Blood Memory, 2023
To be ignorant of what happened before you were born is to be ever a child. For what is man’s lifetime unless the memory of past events is woven with those of earlier times?
–Cicero, 46 BCE
I call this new smaller painting Blood Memory. It started as an experiment with the crimson color that makes up the foreground of this piece. I wasn’t sure where it would go or what it might bring to mind. I just wanted to see how dense I could make the color at first.
But once it was in place it took on its own narrative, ending us as the base for what appears to be a simple composition.
Simply composed but not with a simple meaning or simply explained.
That red spoke to me of memory. No, not the easily recalled memories of our childhood or youth. Something deeper than that. The memory written in our blood. Those memories that that have been passed down through time to us in forms we might not even recognize.
I used the term Blood Memory for this piece but knew nothing of the meaning or usage of this term. I decided I had better research it so that I wasn’t unknowingly linking this piece to some repugnant ideology.
Turns out that the term came into use after it appeared in the Pulitzer Prize winning 1968 novel, House Made of Dawn, from N. Scott Momaday. Considered a breakthrough in Native American literature, the book describes in fictional form events from Momaday’s time growing up on the Jemez Pueblo in New Mexico. There is a part in it where the Priest of the Sun delivers a sermon speaking of his Kiowa grandmother, who is said to have “lived out her long life in the shadow of Rainy Mountain, the immense landscape of the continental interior,” and “all of its seasons and its sounds—lay like memory in her blood. She could tell of the Crows, whom she had never seen, and of the Black Hills, where she had never been.”
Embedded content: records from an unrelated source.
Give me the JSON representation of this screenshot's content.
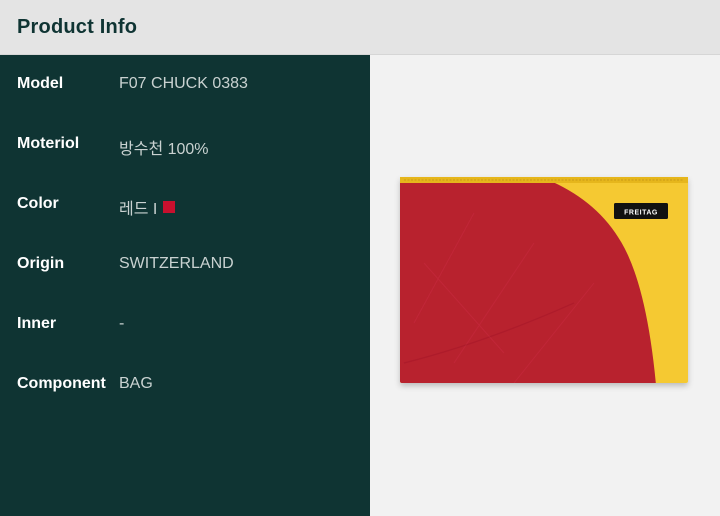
{
  "header": {
    "title": "Product Info"
  },
  "specs": [
    {
      "label": "Model",
      "value": "F07 CHUCK 0383"
    },
    {
      "label": "Moteriol",
      "value": "방수천 100%"
    },
    {
      "label": "Color",
      "value": "레드 I",
      "swatch_color": "#c8102e"
    },
    {
      "label": "Origin",
      "value": "SWITZERLAND"
    },
    {
      "label": "Inner",
      "value": "-"
    },
    {
      "label": "Component",
      "value": "BAG"
    }
  ],
  "product": {
    "brand_tag": "FREITAG",
    "colors": {
      "body": "#f5c932",
      "panel": "#b8202f",
      "tag": "#111111"
    }
  },
  "theme": {
    "panel_bg": "#0f3433",
    "header_bg": "#e4e4e4",
    "image_bg": "#f2f2f2"
  }
}
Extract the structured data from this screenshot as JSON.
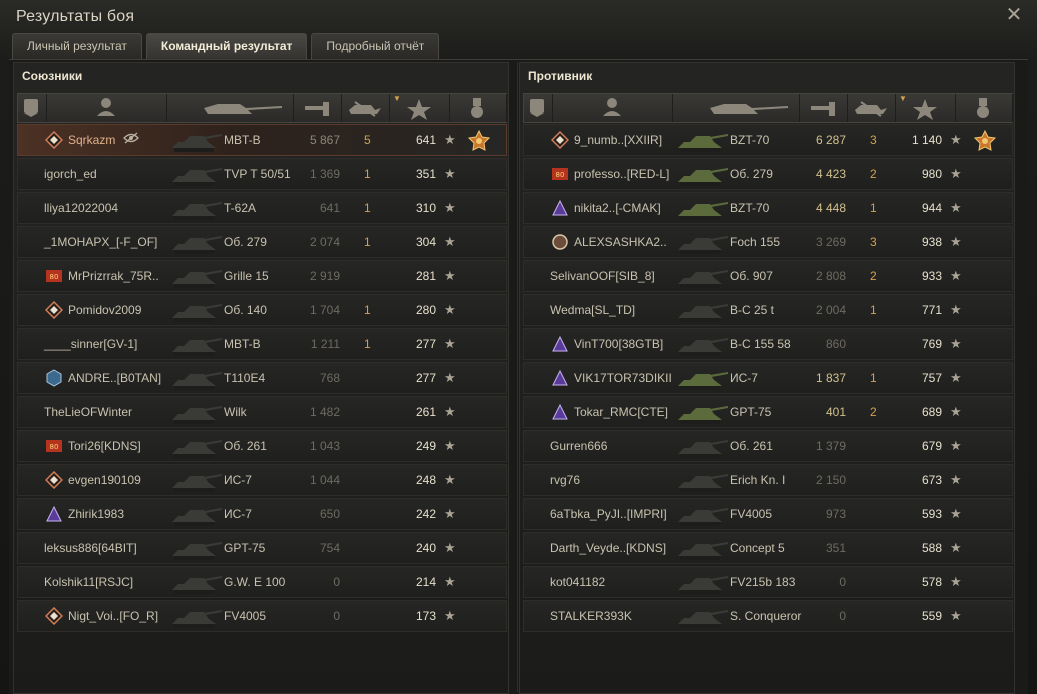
{
  "window": {
    "title": "Результаты боя",
    "close_icon": "close-icon"
  },
  "tabs": [
    {
      "label": "Личный результат",
      "active": false
    },
    {
      "label": "Командный результат",
      "active": true
    },
    {
      "label": "Подробный отчёт",
      "active": false
    }
  ],
  "columns": [
    "badge-icon",
    "player-icon",
    "tank-icon",
    "damage-icon",
    "kills-icon",
    "xp-star-icon",
    "medal-icon"
  ],
  "sort_marker": "▼",
  "colors": {
    "accent_kills": "#d3a24e",
    "highlight_row": "#4c3124",
    "damage_highlight": "#d2c08e"
  },
  "allies": {
    "title": "Союзники",
    "rows": [
      {
        "player": "Sqrkazm",
        "badge": "diamond",
        "vehicle": "MBT-B",
        "damage": "5 867",
        "kills": "5",
        "xp": "641",
        "medal": true,
        "me": true,
        "eye": true
      },
      {
        "player": "igorch_ed",
        "badge": "",
        "vehicle": "TVP T 50/51",
        "damage": "1 369",
        "kills": "1",
        "xp": "351",
        "medal": false
      },
      {
        "player": "lliya12022004",
        "badge": "",
        "vehicle": "T-62A",
        "damage": "641",
        "kills": "1",
        "xp": "310",
        "medal": false
      },
      {
        "player": "_1MOHAPX_[-F_OF]",
        "badge": "",
        "vehicle": "Об. 279",
        "damage": "2 074",
        "kills": "1",
        "xp": "304",
        "medal": false
      },
      {
        "player": "MrPrizrrak_75R..",
        "badge": "clan-red",
        "vehicle": "Grille 15",
        "damage": "2 919",
        "kills": "",
        "xp": "281",
        "medal": false
      },
      {
        "player": "Pomidov2009",
        "badge": "diamond",
        "vehicle": "Об. 140",
        "damage": "1 704",
        "kills": "1",
        "xp": "280",
        "medal": false
      },
      {
        "player": "____sinner[GV-1]",
        "badge": "",
        "vehicle": "MBT-B",
        "damage": "1 211",
        "kills": "1",
        "xp": "277",
        "medal": false
      },
      {
        "player": "ANDRE..[B0TAN]",
        "badge": "clan-blue",
        "vehicle": "T110E4",
        "damage": "768",
        "kills": "",
        "xp": "277",
        "medal": false
      },
      {
        "player": "TheLieOFWinter",
        "badge": "",
        "vehicle": "Wilk",
        "damage": "1 482",
        "kills": "",
        "xp": "261",
        "medal": false
      },
      {
        "player": "Tori26[KDNS]",
        "badge": "clan-red",
        "vehicle": "Об. 261",
        "damage": "1 043",
        "kills": "",
        "xp": "249",
        "medal": false
      },
      {
        "player": "evgen190109",
        "badge": "diamond",
        "vehicle": "ИС-7",
        "damage": "1 044",
        "kills": "",
        "xp": "248",
        "medal": false
      },
      {
        "player": "Zhirik1983",
        "badge": "clan-purple",
        "vehicle": "ИС-7",
        "damage": "650",
        "kills": "",
        "xp": "242",
        "medal": false
      },
      {
        "player": "leksus886[64BIT]",
        "badge": "",
        "vehicle": "GPT-75",
        "damage": "754",
        "kills": "",
        "xp": "240",
        "medal": false
      },
      {
        "player": "Kolshik11[RSJC]",
        "badge": "",
        "vehicle": "G.W. E 100",
        "damage": "0",
        "kills": "",
        "xp": "214",
        "medal": false
      },
      {
        "player": "Nigt_Voi..[FO_R]",
        "badge": "diamond",
        "vehicle": "FV4005",
        "damage": "0",
        "kills": "",
        "xp": "173",
        "medal": false
      }
    ]
  },
  "enemies": {
    "title": "Противник",
    "rows": [
      {
        "player": "9_numb..[XXIIR]",
        "badge": "diamond",
        "vehicle": "BZT-70",
        "damage": "6 287",
        "kills": "3",
        "xp": "1 140",
        "medal": true,
        "hl": true
      },
      {
        "player": "professo..[RED-L]",
        "badge": "clan-red",
        "vehicle": "Об. 279",
        "damage": "4 423",
        "kills": "2",
        "xp": "980",
        "medal": false,
        "hl": true
      },
      {
        "player": "nikita2..[-CMAK]",
        "badge": "clan-purple",
        "vehicle": "BZT-70",
        "damage": "4 448",
        "kills": "1",
        "xp": "944",
        "medal": false,
        "hl": true
      },
      {
        "player": "ALEXSASHKA2..",
        "badge": "clan-round",
        "vehicle": "Foch 155",
        "damage": "3 269",
        "kills": "3",
        "xp": "938",
        "medal": false
      },
      {
        "player": "SelivanOOF[SIB_8]",
        "badge": "",
        "vehicle": "Об. 907",
        "damage": "2 808",
        "kills": "2",
        "xp": "933",
        "medal": false
      },
      {
        "player": "Wedma[SL_TD]",
        "badge": "",
        "vehicle": "B-C 25 t",
        "damage": "2 004",
        "kills": "1",
        "xp": "771",
        "medal": false
      },
      {
        "player": "VinT700[38GTB]",
        "badge": "clan-purple",
        "vehicle": "B-C 155 58",
        "damage": "860",
        "kills": "",
        "xp": "769",
        "medal": false
      },
      {
        "player": "VIK17TOR73DIKII",
        "badge": "clan-purple",
        "vehicle": "ИС-7",
        "damage": "1 837",
        "kills": "1",
        "xp": "757",
        "medal": false,
        "hl": true
      },
      {
        "player": "Tokar_RMC[CTE]",
        "badge": "clan-purple",
        "vehicle": "GPT-75",
        "damage": "401",
        "kills": "2",
        "xp": "689",
        "medal": false,
        "hl": true
      },
      {
        "player": "Gurren666",
        "badge": "",
        "vehicle": "Об. 261",
        "damage": "1 379",
        "kills": "",
        "xp": "679",
        "medal": false
      },
      {
        "player": "rvg76",
        "badge": "",
        "vehicle": "Erich Kn. I",
        "damage": "2 150",
        "kills": "",
        "xp": "673",
        "medal": false
      },
      {
        "player": "6aTbka_PyJI..[IMPRI]",
        "badge": "",
        "vehicle": "FV4005",
        "damage": "973",
        "kills": "",
        "xp": "593",
        "medal": false
      },
      {
        "player": "Darth_Veyde..[KDNS]",
        "badge": "",
        "vehicle": "Concept 5",
        "damage": "351",
        "kills": "",
        "xp": "588",
        "medal": false
      },
      {
        "player": "kot041182",
        "badge": "",
        "vehicle": "FV215b 183",
        "damage": "0",
        "kills": "",
        "xp": "578",
        "medal": false
      },
      {
        "player": "STALKER393K",
        "badge": "",
        "vehicle": "S. Conqueror",
        "damage": "0",
        "kills": "",
        "xp": "559",
        "medal": false
      }
    ]
  }
}
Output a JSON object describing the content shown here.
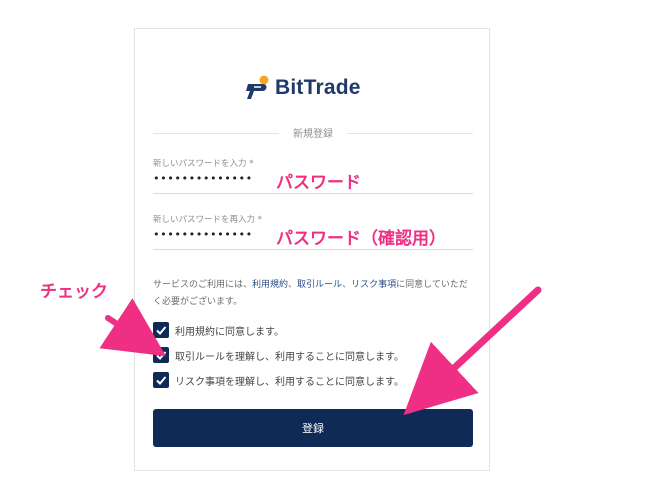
{
  "brand": {
    "name": "BitTrade"
  },
  "form": {
    "section_title": "新規登録",
    "password": {
      "label": "新しいパスワードを入力 *",
      "value": "••••••••••••••"
    },
    "password_confirm": {
      "label": "新しいパスワードを再入力 *",
      "value": "••••••••••••••"
    },
    "notice": {
      "prefix": "サービスのご利用には、",
      "link_terms": "利用規約",
      "sep1": "、",
      "link_trading_rules": "取引ルール",
      "sep2": "、",
      "link_risk": "リスク事項",
      "suffix": "に同意していただく必要がございます。"
    },
    "checkboxes": [
      {
        "label": "利用規約に同意します。",
        "checked": true
      },
      {
        "label": "取引ルールを理解し、利用することに同意します。",
        "checked": true
      },
      {
        "label": "リスク事項を理解し、利用することに同意します。",
        "checked": true
      }
    ],
    "submit_label": "登録"
  },
  "annotations": {
    "password": "パスワード",
    "password_confirm": "パスワード（確認用）",
    "check": "チェック"
  },
  "colors": {
    "navy": "#0f2a57",
    "brand_orange": "#f5a623",
    "annotation_pink": "#ee2f83"
  }
}
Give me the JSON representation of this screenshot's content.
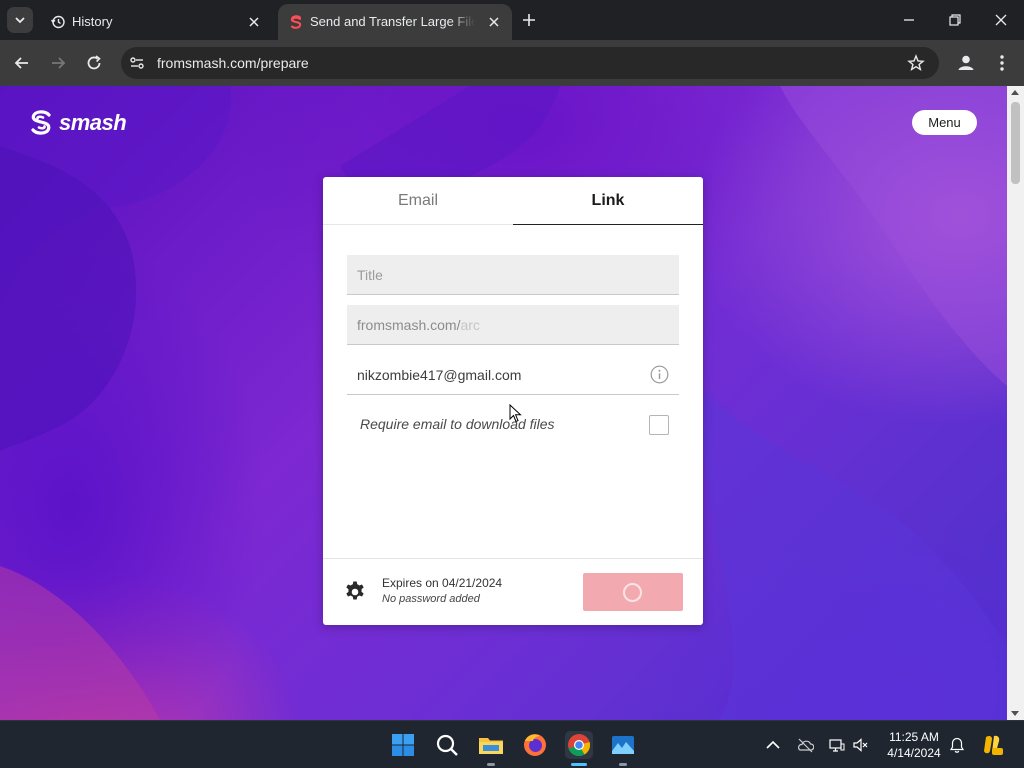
{
  "browser": {
    "tabs": [
      {
        "title": "History",
        "icon": "history-icon",
        "active": false
      },
      {
        "title": "Send and Transfer Large Files Online",
        "icon": "smash-favicon-icon",
        "active": true
      }
    ],
    "url": "fromsmash.com/prepare"
  },
  "page": {
    "logo_text": "smash",
    "menu_label": "Menu",
    "tabs": {
      "email": "Email",
      "link": "Link"
    },
    "title_placeholder": "Title",
    "url_prefix": "fromsmash.com/",
    "url_hint": "arc",
    "email_value": "nikzombie417@gmail.com",
    "require_email_label": "Require email to download files",
    "require_email_checked": false,
    "expires_text": "Expires on 04/21/2024",
    "password_text": "No password added",
    "transfer_button_state": "loading"
  },
  "taskbar": {
    "apps": [
      "start-icon",
      "search-icon",
      "file-explorer-icon",
      "firefox-icon",
      "chrome-icon",
      "photos-icon"
    ],
    "time": "11:25 AM",
    "date": "4/14/2024"
  },
  "colors": {
    "accent": "#f3a9b0",
    "background_purple": "#6a1fcc",
    "card": "#ffffff"
  }
}
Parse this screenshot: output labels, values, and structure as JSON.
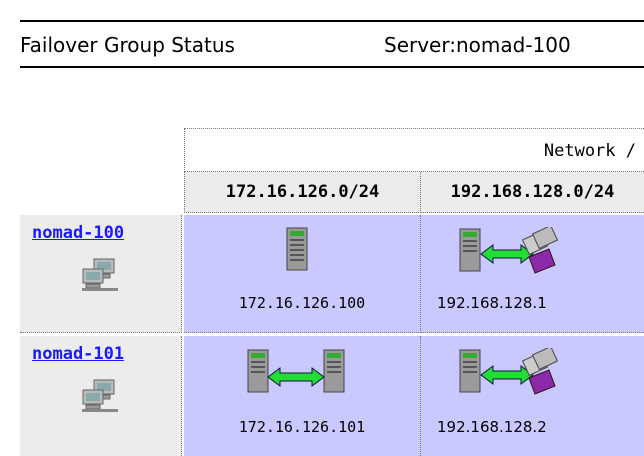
{
  "header": {
    "title": "Failover Group Status",
    "server": "Server:nomad-100"
  },
  "table": {
    "network_label": "Network /",
    "subnets": [
      "172.16.126.0/24",
      "192.168.128.0/24"
    ],
    "rows": [
      {
        "host": "nomad-100",
        "cells": [
          {
            "ip": "172.16.126.100",
            "icon": "server-icon"
          },
          {
            "ip": "192.168.128.1",
            "icon": "server-network-link-icon"
          }
        ]
      },
      {
        "host": "nomad-101",
        "cells": [
          {
            "ip": "172.16.126.101",
            "icon": "server-to-server-link-icon"
          },
          {
            "ip": "192.168.128.2",
            "icon": "server-network-link-icon"
          }
        ]
      }
    ]
  },
  "colors": {
    "interface_cell": "#c9c9ff",
    "header_cell": "#ececec",
    "link": "#1a1aff",
    "arrow": "#22dd33"
  }
}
It is memory written in our DNA, handed down generationally, rather those memories we experience firsthand.
There’s a lot more to say about the concept of blood memory especially as it pertains to the Native American people. It has become a symbol for their struggle to maintain their cultural identity in the face of a historic systemic effort to erase it. I can’t speak with any real knowledge as it is still a fresh concept to me but I urge you to do your own research.
After my short bit of research, I felt that the term still worked well for this painting, still evoked that sense of a deep memory that we somehow recognize even though we know we haven’t experienced it for ourselves. The feeling of memory that connects us to our distant past, one that shows that we are woven into the fabric of our family history–our personal family and our extended human family.
Okay, here’s a favorite song from Nirvana, Come As You Are. I am not sure why but, for me, it seems to fit for this morning’s post.
I’ve come to think that this kind of memory applies to more than human relationships. I suspect we imprint on the physical world we know in our earliest years, too — and later are reminded of it by the slightest of suggestions. Not everyone is stirred by a corn field, for example, but the sight of one makes me nostalgic.